Parametric Oracles

ParametricOracle

Abstract type for oracles whose constraint set $C(\theta)$ depends on parameters.

Concrete subtypes hold parameter functions ($\theta \to$ constraint data). Use materialize to instantiate a concrete oracle for a given $\theta$.

materialize(plmo::ParametricOracle, θ) -> concrete_lmo

Evaluate parameter functions at $\theta$ and return a concrete oracle.

ParametricBox(lb_fn, ub_fn)

Parametric box

\[C(\theta) = \{x : l(\theta) \le x \le u(\theta)\}\]
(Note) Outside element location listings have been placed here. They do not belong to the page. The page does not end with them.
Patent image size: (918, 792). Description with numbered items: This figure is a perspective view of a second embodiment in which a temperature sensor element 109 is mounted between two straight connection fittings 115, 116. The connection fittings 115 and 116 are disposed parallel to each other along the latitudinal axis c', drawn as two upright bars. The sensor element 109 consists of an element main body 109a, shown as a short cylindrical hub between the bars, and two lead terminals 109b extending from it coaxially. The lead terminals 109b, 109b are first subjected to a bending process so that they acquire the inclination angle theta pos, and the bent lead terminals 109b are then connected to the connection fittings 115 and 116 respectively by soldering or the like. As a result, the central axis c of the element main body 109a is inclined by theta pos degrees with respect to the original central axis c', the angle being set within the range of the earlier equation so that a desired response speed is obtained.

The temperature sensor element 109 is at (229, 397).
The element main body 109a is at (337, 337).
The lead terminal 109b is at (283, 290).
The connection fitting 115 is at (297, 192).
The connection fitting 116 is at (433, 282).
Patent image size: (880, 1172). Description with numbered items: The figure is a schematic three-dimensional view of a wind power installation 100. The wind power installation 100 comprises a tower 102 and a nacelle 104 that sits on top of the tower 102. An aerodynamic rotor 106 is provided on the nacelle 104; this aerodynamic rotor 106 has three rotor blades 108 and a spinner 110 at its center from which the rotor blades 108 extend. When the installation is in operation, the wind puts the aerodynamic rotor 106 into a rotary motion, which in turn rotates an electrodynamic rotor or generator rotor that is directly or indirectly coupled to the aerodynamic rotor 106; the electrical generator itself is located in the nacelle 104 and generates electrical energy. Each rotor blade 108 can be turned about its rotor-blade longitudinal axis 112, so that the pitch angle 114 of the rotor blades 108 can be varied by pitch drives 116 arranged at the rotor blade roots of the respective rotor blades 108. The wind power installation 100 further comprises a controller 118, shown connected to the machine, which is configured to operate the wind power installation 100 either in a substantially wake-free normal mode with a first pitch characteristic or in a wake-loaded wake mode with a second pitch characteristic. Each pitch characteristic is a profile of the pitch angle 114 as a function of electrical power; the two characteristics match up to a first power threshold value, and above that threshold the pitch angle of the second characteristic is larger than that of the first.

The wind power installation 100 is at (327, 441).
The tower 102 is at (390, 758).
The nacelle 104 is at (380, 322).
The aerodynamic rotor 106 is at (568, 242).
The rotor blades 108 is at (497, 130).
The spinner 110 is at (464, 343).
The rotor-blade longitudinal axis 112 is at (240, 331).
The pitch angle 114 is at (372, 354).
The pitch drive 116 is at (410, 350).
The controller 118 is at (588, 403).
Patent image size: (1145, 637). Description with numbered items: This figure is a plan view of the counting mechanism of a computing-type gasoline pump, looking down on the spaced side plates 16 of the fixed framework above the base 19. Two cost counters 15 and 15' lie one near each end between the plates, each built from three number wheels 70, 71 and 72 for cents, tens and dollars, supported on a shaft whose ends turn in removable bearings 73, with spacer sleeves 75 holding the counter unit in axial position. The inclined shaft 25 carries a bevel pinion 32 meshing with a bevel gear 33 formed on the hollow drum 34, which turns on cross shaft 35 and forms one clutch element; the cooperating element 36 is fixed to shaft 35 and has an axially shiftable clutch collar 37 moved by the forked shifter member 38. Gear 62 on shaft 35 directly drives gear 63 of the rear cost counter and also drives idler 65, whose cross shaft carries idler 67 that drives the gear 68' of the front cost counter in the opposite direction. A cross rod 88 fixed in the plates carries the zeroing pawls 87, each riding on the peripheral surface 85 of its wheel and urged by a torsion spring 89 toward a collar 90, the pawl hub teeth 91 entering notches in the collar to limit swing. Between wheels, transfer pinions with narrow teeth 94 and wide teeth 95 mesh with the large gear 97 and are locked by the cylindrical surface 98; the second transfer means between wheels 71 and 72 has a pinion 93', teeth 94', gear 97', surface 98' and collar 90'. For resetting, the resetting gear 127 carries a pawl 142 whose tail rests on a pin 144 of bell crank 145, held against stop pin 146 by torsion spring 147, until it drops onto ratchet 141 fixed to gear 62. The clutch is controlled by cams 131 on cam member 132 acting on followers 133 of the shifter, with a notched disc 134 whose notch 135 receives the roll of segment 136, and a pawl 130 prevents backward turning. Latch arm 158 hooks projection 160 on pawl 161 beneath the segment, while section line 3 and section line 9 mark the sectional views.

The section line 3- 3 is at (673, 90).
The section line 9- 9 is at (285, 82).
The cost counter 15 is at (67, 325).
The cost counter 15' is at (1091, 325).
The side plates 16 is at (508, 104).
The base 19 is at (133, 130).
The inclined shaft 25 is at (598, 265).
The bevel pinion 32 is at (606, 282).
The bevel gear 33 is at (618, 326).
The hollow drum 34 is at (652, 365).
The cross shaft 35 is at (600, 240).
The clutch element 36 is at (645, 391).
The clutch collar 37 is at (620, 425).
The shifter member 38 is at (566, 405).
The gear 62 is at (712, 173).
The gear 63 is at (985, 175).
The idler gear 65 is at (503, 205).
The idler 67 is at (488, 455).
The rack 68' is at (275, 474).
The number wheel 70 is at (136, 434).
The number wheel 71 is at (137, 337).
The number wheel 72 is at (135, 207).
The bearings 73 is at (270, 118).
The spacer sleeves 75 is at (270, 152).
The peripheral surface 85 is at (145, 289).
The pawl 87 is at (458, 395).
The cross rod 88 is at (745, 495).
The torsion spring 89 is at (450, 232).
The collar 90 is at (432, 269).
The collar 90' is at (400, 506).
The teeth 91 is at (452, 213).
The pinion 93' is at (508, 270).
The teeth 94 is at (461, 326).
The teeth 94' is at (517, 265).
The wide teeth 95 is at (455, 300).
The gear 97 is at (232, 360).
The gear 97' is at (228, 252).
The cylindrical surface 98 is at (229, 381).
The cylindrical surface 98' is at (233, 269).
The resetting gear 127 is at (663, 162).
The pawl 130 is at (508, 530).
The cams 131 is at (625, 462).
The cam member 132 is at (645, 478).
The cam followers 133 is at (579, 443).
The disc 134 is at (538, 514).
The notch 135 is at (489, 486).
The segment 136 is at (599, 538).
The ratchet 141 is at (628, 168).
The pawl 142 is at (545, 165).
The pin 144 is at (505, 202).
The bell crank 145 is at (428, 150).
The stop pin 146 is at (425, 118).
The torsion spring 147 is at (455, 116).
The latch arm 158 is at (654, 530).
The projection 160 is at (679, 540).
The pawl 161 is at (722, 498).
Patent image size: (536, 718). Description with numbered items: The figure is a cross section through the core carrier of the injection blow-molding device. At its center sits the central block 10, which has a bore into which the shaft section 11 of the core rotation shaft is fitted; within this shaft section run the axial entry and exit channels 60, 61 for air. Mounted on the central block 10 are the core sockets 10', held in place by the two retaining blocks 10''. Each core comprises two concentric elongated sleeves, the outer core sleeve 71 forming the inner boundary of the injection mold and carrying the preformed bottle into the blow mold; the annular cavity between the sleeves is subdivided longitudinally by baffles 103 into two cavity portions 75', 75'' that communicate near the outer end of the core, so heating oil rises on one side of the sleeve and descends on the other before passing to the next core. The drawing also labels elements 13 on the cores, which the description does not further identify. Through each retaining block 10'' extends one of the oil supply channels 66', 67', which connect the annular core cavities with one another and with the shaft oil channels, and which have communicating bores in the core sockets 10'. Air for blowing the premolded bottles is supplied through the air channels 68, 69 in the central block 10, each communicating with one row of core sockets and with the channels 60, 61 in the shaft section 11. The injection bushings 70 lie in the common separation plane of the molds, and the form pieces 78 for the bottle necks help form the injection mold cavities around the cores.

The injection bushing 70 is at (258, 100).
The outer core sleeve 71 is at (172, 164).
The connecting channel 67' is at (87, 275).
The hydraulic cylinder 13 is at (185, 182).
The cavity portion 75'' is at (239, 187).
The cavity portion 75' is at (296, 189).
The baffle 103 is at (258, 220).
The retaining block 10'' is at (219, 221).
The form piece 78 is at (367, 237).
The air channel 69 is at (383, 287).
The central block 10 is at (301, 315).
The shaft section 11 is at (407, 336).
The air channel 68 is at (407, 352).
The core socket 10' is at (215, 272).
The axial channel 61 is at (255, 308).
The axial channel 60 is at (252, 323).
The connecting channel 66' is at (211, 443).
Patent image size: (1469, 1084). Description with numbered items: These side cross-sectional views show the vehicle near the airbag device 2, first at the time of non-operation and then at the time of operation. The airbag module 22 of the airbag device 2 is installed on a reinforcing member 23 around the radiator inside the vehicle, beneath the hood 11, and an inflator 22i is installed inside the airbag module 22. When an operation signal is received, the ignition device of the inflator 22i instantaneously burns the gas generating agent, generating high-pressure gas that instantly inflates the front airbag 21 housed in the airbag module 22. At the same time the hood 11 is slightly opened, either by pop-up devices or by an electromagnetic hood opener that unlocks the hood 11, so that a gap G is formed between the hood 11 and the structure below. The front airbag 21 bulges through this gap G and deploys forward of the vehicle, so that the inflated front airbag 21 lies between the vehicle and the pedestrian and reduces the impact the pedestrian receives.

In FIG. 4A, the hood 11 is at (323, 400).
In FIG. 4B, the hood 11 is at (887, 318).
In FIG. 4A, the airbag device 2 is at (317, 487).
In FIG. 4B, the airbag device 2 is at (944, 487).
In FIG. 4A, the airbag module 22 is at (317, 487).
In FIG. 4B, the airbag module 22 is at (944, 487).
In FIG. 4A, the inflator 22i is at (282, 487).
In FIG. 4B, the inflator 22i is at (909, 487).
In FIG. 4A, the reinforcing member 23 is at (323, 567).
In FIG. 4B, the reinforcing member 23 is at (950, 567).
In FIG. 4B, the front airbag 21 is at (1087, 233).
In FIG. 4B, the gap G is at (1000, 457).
• lb_fn(θ) -> Vector: lower bound function
• ub_fn(θ) -> Vector: upper bound function

ParametricSimplex{R, Equality}(r_fn)

Parametric simplex

\[C(\theta) = \{x \ge 0 : \sum x_i \le r(\theta)\}\]

(or $= r(\theta)$ when Equality=true).

• r_fn(θ) -> scalar: budget function

ParametricProbSimplex(r_fn)

Convenience constructor for ParametricSimplex{R, true} – the parameterized probability simplex

\[\{x \ge 0 : \sum x_i = r(\theta)\}\]

ParametricWeightedSimplex(α_fn, β_fn, lb_fn)

Parametric weighted simplex

\[C(\theta) = \{x \ge l(\theta) : \langle \alpha(\theta), x \rangle \le \beta(\theta)\}\]

• α_fn(θ) -> Vector: cost coefficient function
• β_fn(θ) -> scalar: budget function
• lb_fn(θ) -> Vector: lower bound function